The photon is not a material particle. It is electrically neutral and its rest mass is zero.

Energy of each photon is given by E = hν

where h is called Plank’s constant and ν is the frequency of light.

Einstein assume that one electron is ejected from a metal surface if one photon of suitable frequency falls on it.

The energy of photon(=hν) is used in two ways :-

For liberating the electron from the metal surface(providing energy equals to work function Φ₀)
Rest of the energy(hν – Φ₀) is used for providing the maximum kinetic energy(K_max) to the emitted photoelectrons.

So we can write :-

hν = Φ₀ + K_max

Maximum K.E. of the photoelectron can be written as, K_max = ½m(v_max)²

$\displaystyle \therefore h\nu ={{\phi }_{0}}+\frac{1}{2}mv_{\max }^{2}$ …..(1)

$\displaystyle {{K}_{\max }}=\frac{1}{2}mv_{\max }^{2}=h\nu -{{\phi }_{0}}$ …..(2)

This is called Einstein’s Photoelectric equation(Einstein photoelectric equation).

$\displaystyle {{K}_{\max }}=h\nu -h{{\nu }_{0}}=h(\nu -{{\nu }_{0}})$ …..(3)

We can also write K_max= eV₀and ν = (c/λ) , ν₀ = (c/λ₀), so we get

$\displaystyle e{{V}_{0}}={{K}_{\max }}=h\left( \frac{c}{\lambda }-{{\frac{c}{\lambda }}_{0}} \right)=hc\left( \frac{1}{\lambda }-{{\frac{1}{\lambda }}_{0}} \right)\text{ }\!\!~\!\!\text{ }$

In case if the incident photo has threshold frequency(ν₀), then the energy of the photon is just sufficient to eject the electron from the metal surface without giving it any kinetic energy.

In that case, $\displaystyle h{{\nu }_{0}}={{\phi }_{0}}$ .
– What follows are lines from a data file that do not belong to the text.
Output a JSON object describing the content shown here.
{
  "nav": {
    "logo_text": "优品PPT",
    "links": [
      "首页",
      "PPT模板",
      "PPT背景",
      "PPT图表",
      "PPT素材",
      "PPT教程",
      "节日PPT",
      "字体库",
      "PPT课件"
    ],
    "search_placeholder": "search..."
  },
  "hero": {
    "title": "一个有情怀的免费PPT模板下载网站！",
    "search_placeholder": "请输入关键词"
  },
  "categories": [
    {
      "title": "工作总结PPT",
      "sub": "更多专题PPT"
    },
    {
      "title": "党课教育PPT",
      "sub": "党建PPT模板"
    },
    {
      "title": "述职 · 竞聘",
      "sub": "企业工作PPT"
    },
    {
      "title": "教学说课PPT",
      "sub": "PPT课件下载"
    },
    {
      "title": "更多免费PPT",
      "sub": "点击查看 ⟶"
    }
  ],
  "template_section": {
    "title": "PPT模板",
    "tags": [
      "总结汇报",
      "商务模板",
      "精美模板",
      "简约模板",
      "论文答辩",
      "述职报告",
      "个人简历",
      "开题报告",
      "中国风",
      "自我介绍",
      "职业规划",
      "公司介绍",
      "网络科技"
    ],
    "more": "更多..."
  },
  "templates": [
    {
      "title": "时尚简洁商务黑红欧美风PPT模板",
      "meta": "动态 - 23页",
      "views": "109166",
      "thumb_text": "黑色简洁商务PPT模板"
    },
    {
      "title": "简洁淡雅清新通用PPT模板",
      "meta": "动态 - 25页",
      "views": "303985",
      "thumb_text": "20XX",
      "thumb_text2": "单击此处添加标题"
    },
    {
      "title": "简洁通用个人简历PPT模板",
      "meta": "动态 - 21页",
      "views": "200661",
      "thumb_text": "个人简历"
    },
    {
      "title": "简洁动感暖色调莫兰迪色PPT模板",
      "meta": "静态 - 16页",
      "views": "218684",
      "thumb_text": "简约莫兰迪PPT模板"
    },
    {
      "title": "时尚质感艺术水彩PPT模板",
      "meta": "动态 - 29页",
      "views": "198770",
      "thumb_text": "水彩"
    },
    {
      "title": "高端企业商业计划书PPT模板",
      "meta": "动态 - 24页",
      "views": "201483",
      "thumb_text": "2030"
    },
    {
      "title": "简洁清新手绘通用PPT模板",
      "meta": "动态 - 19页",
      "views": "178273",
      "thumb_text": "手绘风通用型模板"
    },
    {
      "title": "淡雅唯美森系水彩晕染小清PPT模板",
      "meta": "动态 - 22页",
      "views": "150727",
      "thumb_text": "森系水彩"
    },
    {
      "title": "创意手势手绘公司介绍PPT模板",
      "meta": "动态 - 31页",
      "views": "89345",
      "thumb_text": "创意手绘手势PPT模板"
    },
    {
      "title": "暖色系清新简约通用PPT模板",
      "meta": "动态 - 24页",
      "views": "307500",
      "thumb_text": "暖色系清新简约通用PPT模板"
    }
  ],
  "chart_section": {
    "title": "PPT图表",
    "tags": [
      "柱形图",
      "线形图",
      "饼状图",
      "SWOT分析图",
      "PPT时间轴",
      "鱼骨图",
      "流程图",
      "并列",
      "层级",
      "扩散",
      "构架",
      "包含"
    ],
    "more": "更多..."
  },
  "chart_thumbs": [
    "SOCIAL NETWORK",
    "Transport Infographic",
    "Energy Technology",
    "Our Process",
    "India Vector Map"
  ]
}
Explanation of laws of photoelectric effect from

Einstein photoelectric equation

As Einstein assumed that one electron is ejected from a metal surface if one photon of suitable frequency falls on it, therefore, number of electrons ejected per second from a metal surface depends upon the number of photons falling on the metal surface per second, i.e., on intensity of light. Hence if intensity of incident light is increased, the number of photons falling per second on the metal surface increases, which results in an increase in the number of photoelectrons ejected(First law of photoelectric emission).
If ν < ν₀, then from Einstein photoelectric equation (3), maximum K.E. is negative, which is not possible. So photoelectric emission is not possible below threshold frequency(Second law of photoelectric emission).
If ν > ν₀, then from Einstein photoelectric equation (3), maximum K.E. ∝ ν,⇒ maximum kinetic energy of the emitted photoelectrons depends upon the frequency of the incident radiation and is independent of the intensity of the incident radiation(Third law of photoelectric emission).
Einstein assumed that photoelectric effect is an elastic collision between a photon and an electron. So the energy of the incident photon is instantaneously transferred to the electron inside the metal. Hence there is no time lag between the incidence of photon and ejection of photoelectron(Fourth law of photoelectric emission).

Some numerical on Einstein photoelectric equation and Photoelectric Effect

Example 1.

When a beam of $10.6 eV$ photons of intensity 2Wm^-2 falls on a platinum surface of area $1.0 \times 10^{- 4} m^{2}$ and work function $5.6 eV,$ $53 %$ of the incident photon eject photoelectrons. Find the number of photoelectrons emitted per second and their minimum and maximum energies (in eV).

Solution.

Intensity is given by

$\displaystyle I=\frac{Energy(E)}{Area(A)\times time(t)}=\frac{N(h\nu )}{A\times t}$

Where N is number of photons incident in t time.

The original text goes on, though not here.